What makes this design particularly clever is its redundancy. The stator is divided into two separate sets of coils, each powered by its own inverter and battery. This means if one system fails, the aircraft can still operate on the backup. Tying everything together is a thermal management system that keeps the motor cool while minimizing weight, a critical factor for aircraft that must carry passengers efficiently .

"The original concept was that the more times you go through the process, each time you can identify improvements or problems that need to be addressed. And if you have a very good system for going through that iterative process quickly and at a low cost, then you can take risk, because if it fails, you just go again," explained Jon Wagner, former senior director of battery engineering at Tesla and now powertrain chief at Joby Aviation.

Jon Wagner, Powertrain Chief at Joby Aviation

Why Does In-House Manufacturing Give Joby an Advantage?

Joby's decision to build its motors in-house rather than outsourcing to suppliers represents a fundamental shift in how the company approaches engineering. In mature industries like automotive manufacturing, companies typically break complex systems into pieces and hand them off to specialized suppliers. This works well when the supply chain is established and everyone knows exactly what they need .

But in the emerging eVTOL industry, there is no mature supply chain. By keeping motor development in-house, Joby can design highly integrated solutions without the inefficiencies that come from interface boundaries between different suppliers. Wagner noted that when you break a problem into separate pieces, those connection points between pieces always create complexity, add weight, or introduce reliability concerns .

  • Integration Benefits: Joby achieves the mass and performance advantages of a highly integrated solution by designing and manufacturing motors in-house, avoiding the penalties that would come from outsourcing to multiple suppliers.
  • Manufacturability First: The company architected manufacturability into the entire motor concept from the start, treating it as a fundamental requirement rather than an afterthought in the design process.
  • Supply Chain Flexibility: Without relying on external suppliers for critical components, Joby can iterate quickly and make design changes without waiting for suppliers to adapt their production processes.

What About Superconducting Motors and Future Technologies?

The aviation industry has shown considerable interest in exotic motor technologies, including superconducting coils and carbon nanotube materials that could theoretically reduce energy losses.
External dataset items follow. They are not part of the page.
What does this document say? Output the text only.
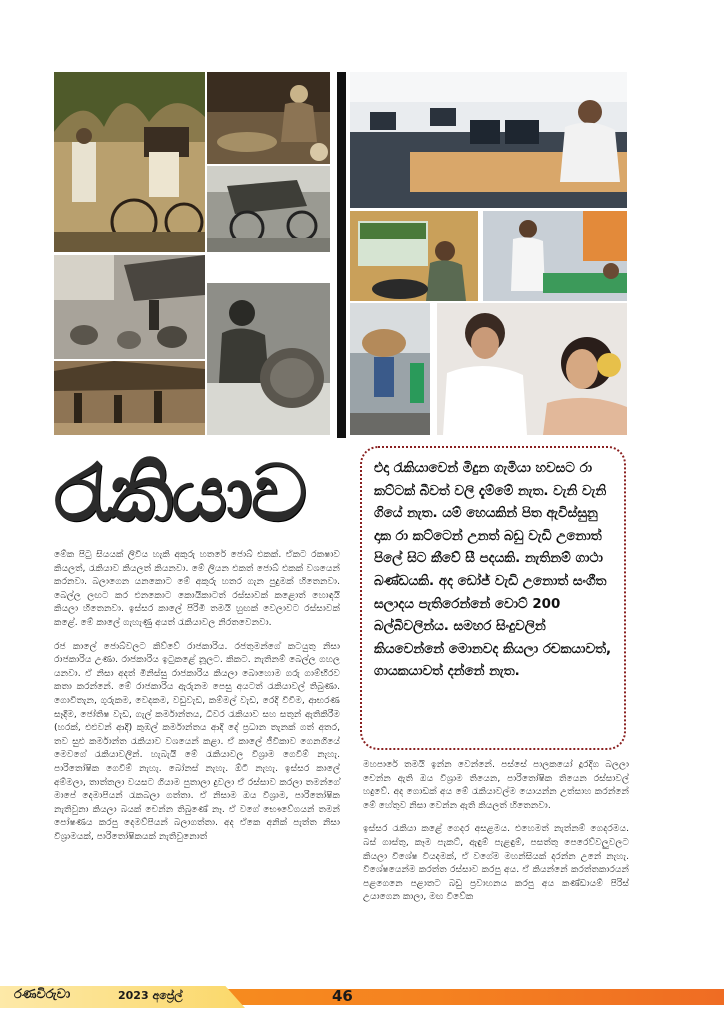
රැකියාව

මේක පිටු සියයක් ලිවිය හැකි අකුරු හතරේ ජොබ් එකක්. ඒකට රකෂාව කියලත්, රැකියාව කියලත් කියනවා. මේ ලියන එකත් ජොබ් එකක් වශයෙන් කරනවා. බලාගෙන යනකොට මේ අකුරු හතර ගැන පුදුමක් හිතෙනවා. බෙල්ල ලඟට කර එනකොට කොයිකාටත් රස්සාවක් කළොත් හොඳයි කියලා හිතෙනවා. ඉස්සර කාලේ පිරිමි තමයි හුඟක් වෙලාවට රස්සාවක් කළේ. මේ කාලේ ගැහැණු අයත් රැකියාවල නිරතවෙනවා.

රජ කාලේ ජොබ්වලට කිව්වේ රාජකාරිය. රජතුමන්ගේ කටයුතු නිසා රාජකාරිය උණා. රාජකාරිය ඉටුකළේ නූලට. කිකට. නැතිනම් බෙල්ල ගහල යනවා. ඒ නිසා අදත් මිනිස්සු රාජකාරිය කියලා බොහොම ගරු ගාම්භීරව කතා කරන්නේ. මේ රාජකාරිය ඇරුනම පෙසු අයටත් රැකියාවල් තිබුණා. ගොවිතැන, ගුරුකම, වෙදකම, වඩුවැඩ, කම්මල් වැඩ, රෙදි විවීම, ආභරණ සෑදීම, ජෝතිෂ වැඩ, ගැල් කර්මාන්තය, ධීවර රැකියාව සහ සතුන් ඇතිකිරීම (හරක්, එළුවන් ආදී) කුඹල් කර්මාන්තය ආදි දේ ප්‍රධාන තැනක් ගත් අතර, තව සුළු කර්මාන්ත රැකියාව වශයෙන් කළා. ඒ කාලේ ජීවිකාව ගෙනගියේ මෙවගේ රැකියාවලින්. හැබැයි මේ රැකියාවල විශ්‍රාම ගෙවීම් නැහැ. පාරිතෝෂික ගෙවීම් නැහැ. බෝනස් නැහැ. ඕටී නැහැ. ඉස්සර කාලේ අම්මලා, තාත්තලා වයසට ගියාම පුතාලා දුවලා ඒ රස්සාව කරලා තමන්ගේ මාපේ දෙමාපියන් රැකබලා ගත්තා. ඒ නිසාම ඔය විශ්‍රාම, පාරිතෝෂික නැතිවුනා කියලා බයක් චෙන්න තිබුණේ නෑ. ඒ වගේ භෞවේගයන් තමන් පෝෂණය කරපු දෙමව්පියන් බලාගත්තා. අද ඒකෙ අනික් පැත්ත නිසා විශ්‍රාමයක්, පාරිතෝෂිකයක් නැතිවුනොත්

එදා රැකියාවෙන් මිදුන ගැමියා හවසට රා කට්ටක් බීවත් වලි දැම්මේ නැත. වැනි වැනි ගියේ නැත. යම් හෙයකින් පිත ඇවිස්සුනු දාක රා කට්ටෙන් උනත් බඩු වැඩි උනොත් පිලේ සිට කීවේ සී පදයකි. නැතිනම් ගාථා බණ්ඩයකි. අද ඩෝජ් වැඩි උනොත් සංගීත සලාදය පැතිරෙන්නේ වොට් 200 බල්බිවලින්ය. සමහර සිංදුවලින් කියවෙන්නේ මොනවද කියලා රචකයාවත්, ගායකයාවත් දන්නේ නැත.

මහපාරේ තමයි ඉන්න වෙන්නේ. පස්සේ පාලකයෝ දූරදිග බලලා චෙන්න ඇති ඔය විශ්‍රාම තියෙන, පාරිතෝෂික තියෙන රස්සාවල් හදුවේ. අද ගොඩක් අය මේ රැකියාවල්ම යොයන්න උත්සාහ කරන්නේ මේ හේතුව නිසා වෙන්න ඇති කියලත් හිතෙනවා.

ඉස්සර රැකියා කළේ ගෙදර අසළමය. එහෙමත් නැත්නම් ගෙදරමය. බස් ගාස්තු, කෑම පැකට්, ඇඳුම් පැළඳුම්, පසත්තු පෙරෙව්වලුවලට කියලා විශේෂ වියදමක්, ඒ වගේම මහන්සියක් දරන්න උනේ නැහැ. විශේෂයෙන්ම කරත්ත රස්සාව කරපු අය. ඒ කියන්නේ කරත්තකාරයන් පළගෙනෙ පළාතට බඩු ප්‍රවාහනය කරපු අය කණ්ඩායම් පිරිස් උයාගෙන කාලා, මඟ වීවේක

රණවිරුවා	2023 අප්‍රේල්	46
However, Joby is not actively pursuing these approaches for its current aircraft .

The reason is practical: Joby's current direct-drive motors already achieve efficiency levels in the low to mid-90 percent range. The potential gains from superconducting technology would be modest, while the engineering challenges would be substantial. Superconducting motors must be kept extremely cold to maintain their special properties, and if the cooling system fails, the motor essentially becomes useless. For a commercial aircraft where reliability is paramount, this risk-reward calculation does not favor the technology .

Wagner noted that superconducting motors might make more sense at much larger scales, such as in motors rated for one to ten megawatts. At those power levels, even a five percent efficiency gain would translate to significant energy savings. But for Joby's current aircraft operating in the hundreds of kilowatts range, proven direct-drive technology remains the better choice .
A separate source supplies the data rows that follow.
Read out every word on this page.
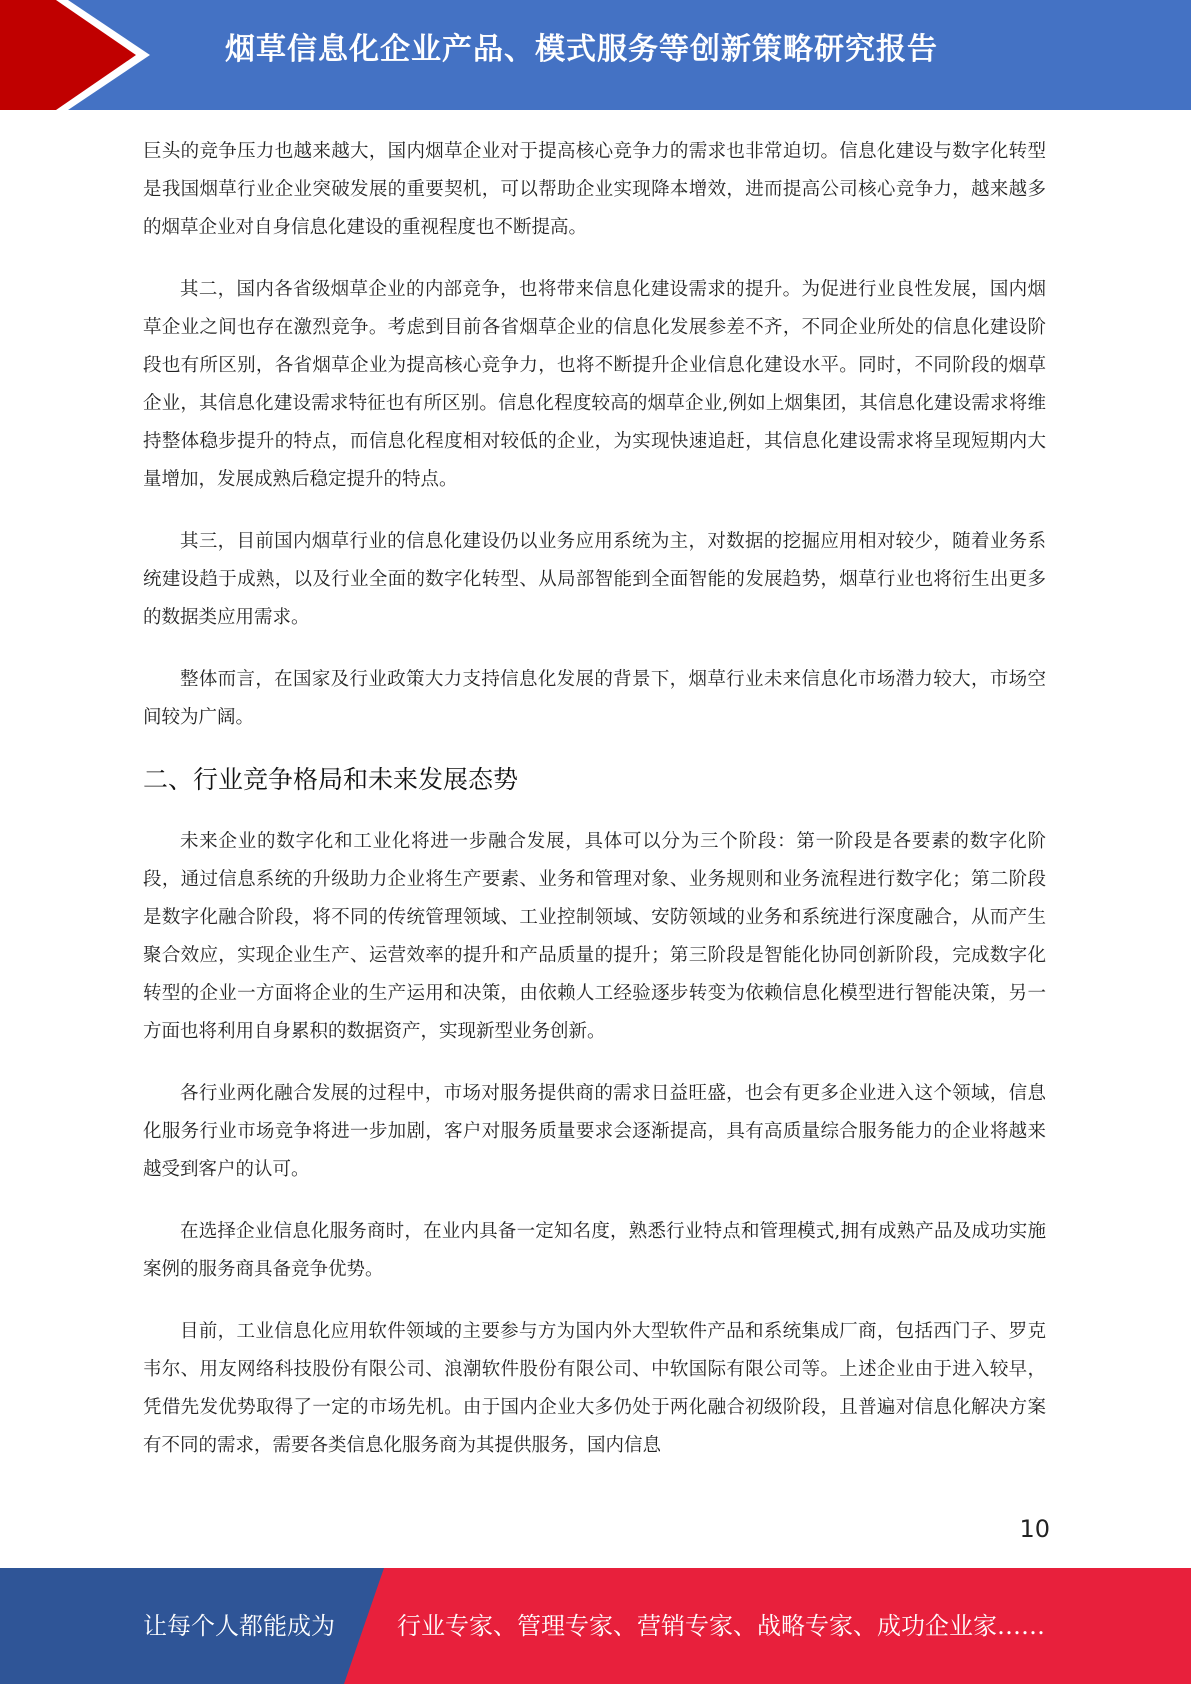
烟草信息化企业产品、模式服务等创新策略研究报告

巨头的竞争压力也越来越大，国内烟草企业对于提高核心竞争力的需求也非常迫切。信息化建设与数字化转型是我国烟草行业企业突破发展的重要契机，可以帮助企业实现降本增效，进而提高公司核心竞争力，越来越多的烟草企业对自身信息化建设的重视程度也不断提高。

其二，国内各省级烟草企业的内部竞争，也将带来信息化建设需求的提升。为促进行业良性发展，国内烟草企业之间也存在激烈竞争。考虑到目前各省烟草企业的信息化发展参差不齐，不同企业所处的信息化建设阶段也有所区别，各省烟草企业为提高核心竞争力，也将不断提升企业信息化建设水平。同时，不同阶段的烟草企业，其信息化建设需求特征也有所区别。信息化程度较高的烟草企业,例如上烟集团，其信息化建设需求将维持整体稳步提升的特点，而信息化程度相对较低的企业，为实现快速追赶，其信息化建设需求将呈现短期内大量增加，发展成熟后稳定提升的特点。

其三，目前国内烟草行业的信息化建设仍以业务应用系统为主，对数据的挖掘应用相对较少，随着业务系统建设趋于成熟，以及行业全面的数字化转型、从局部智能到全面智能的发展趋势，烟草行业也将衍生出更多的数据类应用需求。

整体而言，在国家及行业政策大力支持信息化发展的背景下，烟草行业未来信息化市场潜力较大，市场空间较为广阔。

二、行业竞争格局和未来发展态势

未来企业的数字化和工业化将进一步融合发展，具体可以分为三个阶段：第一阶段是各要素的数字化阶段，通过信息系统的升级助力企业将生产要素、业务和管理对象、业务规则和业务流程进行数字化；第二阶段是数字化融合阶段，将不同的传统管理领域、工业控制领域、安防领域的业务和系统进行深度融合，从而产生聚合效应，实现企业生产、运营效率的提升和产品质量的提升；第三阶段是智能化协同创新阶段，完成数字化转型的企业一方面将企业的生产运用和决策，由依赖人工经验逐步转变为依赖信息化模型进行智能决策，另一方面也将利用自身累积的数据资产，实现新型业务创新。

各行业两化融合发展的过程中，市场对服务提供商的需求日益旺盛，也会有更多企业进入这个领域，信息化服务行业市场竞争将进一步加剧，客户对服务质量要求会逐渐提高，具有高质量综合服务能力的企业将越来越受到客户的认可。

在选择企业信息化服务商时，在业内具备一定知名度，熟悉行业特点和管理模式,拥有成熟产品及成功实施案例的服务商具备竞争优势。

目前，工业信息化应用软件领域的主要参与方为国内外大型软件产品和系统集成厂商，包括西门子、罗克韦尔、用友网络科技股份有限公司、浪潮软件股份有限公司、中软国际有限公司等。上述企业由于进入较早，凭借先发优势取得了一定的市场先机。由于国内企业大多仍处于两化融合初级阶段，且普遍对信息化解决方案有不同的需求，需要各类信息化服务商为其提供服务，国内信息

10
让每个人都能成为	行业专家、管理专家、营销专家、战略专家、成功企业家……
How Is Joby Balancing Innovation With Certification Requirements?

As Joby moves toward FAA certification, the company faces a tension between pursuing new technologies and maintaining the stability needed for regulatory approval. The company set out more than a decade ago to build an aircraft that would shift transportation away from fossil fuels, and batteries remain the best available solution for that goal .

This philosophy of pragmatism over cutting-edge experimentation reflects a broader lesson from Joby's development process. The company uses what it calls a "design, build, and test" methodology, cycling through rapid iterations to identify problems and improvements. This approach has been applied to nearly every component of the S4, not just the powertrain. By embracing iteration and learning from failures quickly, Joby has been able to take calculated risks without betting the entire program on unproven technologies .

For potential passengers and investors watching the eVTOL industry, Joby's approach suggests that the path to commercial air taxis may not require revolutionary breakthroughs in materials science or physics. Instead, it may depend on engineering excellence in integrating existing technologies, manufacturing discipline, and the willingness to iterate until a design is reliable enough to carry people safely through the sky.